Mi mundo y Maricarmen

                                                                                              A Joanmi Reig

Pues sí, Maricarmen, que hoy me invade la desgana. No sé, debe ser este frío glaciar, la descorazonada intransigencia de las entidades públicas o este huracanado sentimiento de haber perdido la esperanza en cualquier recodo del camino. Hoy no estoy para palabras ni para versos, hoy estoy, solamente, para que me mires al fondo de tu bola y me digas, como el espejo a la bruja de Blancanieves, que soy la más bella del reino.

Hazme un vudú de esos que tú sabes, risa adentro, carcajada jubilosa que cae como en una catarata de lluvia enamorada, eterno bálsamo para cuando los sueños se lapidan bajo un huracán de realidades precisas.

Mírame el tránsito de las estrellas, que mi planeta regente debe haber perdido su órbita y anda vagando zodiacos somnolientos a través de la Vía Láctea de mis venas.

Saca tu plumero de étnias infalibles, regalo virtuoso de un antiquísimo gurú que andaba descifrando el eco de la temblorosa enredadera, y hazme una apertura de chakras hasta en la misma médula de conciencia.
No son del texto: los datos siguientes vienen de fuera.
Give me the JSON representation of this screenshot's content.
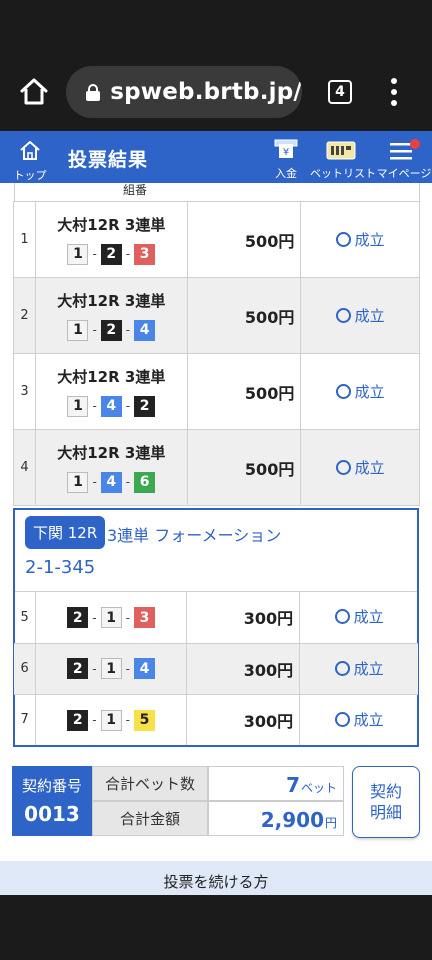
{
  "browser": {
    "url": "spweb.brtb.jp/",
    "tab_count": "4"
  },
  "header": {
    "home_label": "トップ",
    "title": "投票結果",
    "deposit_label": "入金",
    "betlist_label": "ベットリスト",
    "mypage_label": "マイページ"
  },
  "table": {
    "column_header": "組番",
    "rows": [
      {
        "num": "1",
        "race": "大村12R 3連単",
        "combo": [
          "1",
          "2",
          "3"
        ],
        "amount": "500円",
        "status": "成立"
      },
      {
        "num": "2",
        "race": "大村12R 3連単",
        "combo": [
          "1",
          "2",
          "4"
        ],
        "amount": "500円",
        "status": "成立"
      },
      {
        "num": "3",
        "race": "大村12R 3連単",
        "combo": [
          "1",
          "4",
          "2"
        ],
        "amount": "500円",
        "status": "成立"
      },
      {
        "num": "4",
        "race": "大村12R 3連単",
        "combo": [
          "1",
          "4",
          "6"
        ],
        "amount": "500円",
        "status": "成立"
      }
    ]
  },
  "formation": {
    "venue": "下関 12R",
    "type": "3連単 フォーメーション",
    "combination": "2-1-345",
    "rows": [
      {
        "num": "5",
        "combo": [
          "2",
          "1",
          "3"
        ],
        "amount": "300円",
        "status": "成立"
      },
      {
        "num": "6",
        "combo": [
          "2",
          "1",
          "4"
        ],
        "amount": "300円",
        "status": "成立"
      },
      {
        "num": "7",
        "combo": [
          "2",
          "1",
          "5"
        ],
        "amount": "300円",
        "status": "成立"
      }
    ]
  },
  "summary": {
    "contract_label": "契約番号",
    "contract_number": "0013",
    "total_bets_label": "合計ベット数",
    "total_bets_value": "7",
    "total_bets_unit": "ベット",
    "total_amount_label": "合計金額",
    "total_amount_value": "2,900",
    "total_amount_unit": "円",
    "detail_button_line1": "契約",
    "detail_button_line2": "明細"
  },
  "footer": {
    "continue_text": "投票を続ける方"
  },
  "colors": {
    "brand_blue": "#2e63c8",
    "boat_1": "#f4f4f4",
    "boat_2": "#222222",
    "boat_3": "#e05f5f",
    "boat_4": "#4a86e8",
    "boat_5": "#f6e14b",
    "boat_6": "#3ca850"
  }
}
Menos mal que estás tú, Maricarmen, para regalarme la esplendorosa luz de tu bombilla, ahora que corren tiempos sombríos sobre las puertas cerradas.

 

7 comentarios

  1. capitán garfio

    Que bueno…me encanta

  2. noah

    No se quien es Mari carmen, pero sé que cada dia escribes mejor.

    te admiro

    • Sacra Leal

      Querida Noah, gracias…siempre…siempre…

  3. Isabel Esteve

    Hola Sacra:

    Ya te leía en tu blog anterior, aunque nunca -creo- dejé un comentario.
    Me encanta tu poesía, pero, sobre todo, esos monólogos que derraman chispa, ironía y muchas veces me inspiran la ternura de lo cotidiano.
    Un placer pasarme por tus letras y un beso desde Elda (parece que no vivamos en el mismo pueblo, pues hace muchísimos años que no te veo)

    • Sacra Leal

      Isabel,
      igual nos hemos cruzado mil veces y yo, que soy puro despiste, ni siquiera me he dado cuenta.
      Gracias por llegar hasta esta casa de palabras, que también es la tuya.
      Nos seguiremos leyendo. Un abrazo.